A 2 year business history is a standard ask of most lenders. Do you have a history of flips or an existing rental portfolio? A hard money lender or hungry local bank will probably be willing to work with you if you have some type of background even if it isn't two years with this particular LLC.

When I called around to hard money lenders I found one willing to offer a $1MM line of credit. It was at 9% and I would have had to pay 4 points on the money borrowed. The deal I was looking had a margin similar to what you are looking at and I decided the financing costs were too high relative to the risk and potential return.

The less qualifications, history, collateral, etc. you bring to the table the higher your financing costs are going to be. On the lender's end, why would they lend you money at 5% with no financing fees when they could lend that same money on a much safer 20% down payment fully operational house.

Looking at your potential example deal: $150,000 sale price. 6% fees to realtors and maybe another 2% in closing costs. This leaves you with $138,000 coming your way closing. If you're buying at $100,000 and putting $30,000 into it you have $8,000 left over for profit, financing charges, holding costs, etc. That would be pretty thin if you have high financing costs or anything unforeseen comes up during the project.

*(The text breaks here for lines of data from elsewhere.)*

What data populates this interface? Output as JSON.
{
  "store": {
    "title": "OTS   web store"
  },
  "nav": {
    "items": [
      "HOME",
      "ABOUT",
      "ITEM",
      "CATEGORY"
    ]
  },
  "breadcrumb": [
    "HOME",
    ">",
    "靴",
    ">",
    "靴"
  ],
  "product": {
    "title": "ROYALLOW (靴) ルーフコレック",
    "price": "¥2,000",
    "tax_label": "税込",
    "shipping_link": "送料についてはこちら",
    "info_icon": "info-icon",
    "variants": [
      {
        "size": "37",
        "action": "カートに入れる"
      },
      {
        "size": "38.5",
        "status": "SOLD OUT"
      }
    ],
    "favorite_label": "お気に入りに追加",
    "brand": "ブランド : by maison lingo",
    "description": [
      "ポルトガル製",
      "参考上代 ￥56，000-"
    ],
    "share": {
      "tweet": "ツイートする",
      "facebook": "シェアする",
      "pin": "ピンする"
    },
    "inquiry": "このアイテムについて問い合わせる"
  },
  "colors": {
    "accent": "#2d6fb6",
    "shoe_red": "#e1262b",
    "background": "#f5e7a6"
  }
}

Long story short, you can find the financing you are looking for if you make enough phone calls. If you have a lean deal the financing is going to cost too much. If you are buying low enough and selling high enough the cost of your financing doesn't matter.

Post: What is everyone getting for Interest Rates??

Josh EngelhartPosted
  • Lender
  • Powell, OH
  • Posts 97
  • Votes 64

Top tier credit on a $200k or more 30 year fixed residential loan will put you around 5%. Very small or commercial loans are going to be worse on either your rate or loan terms.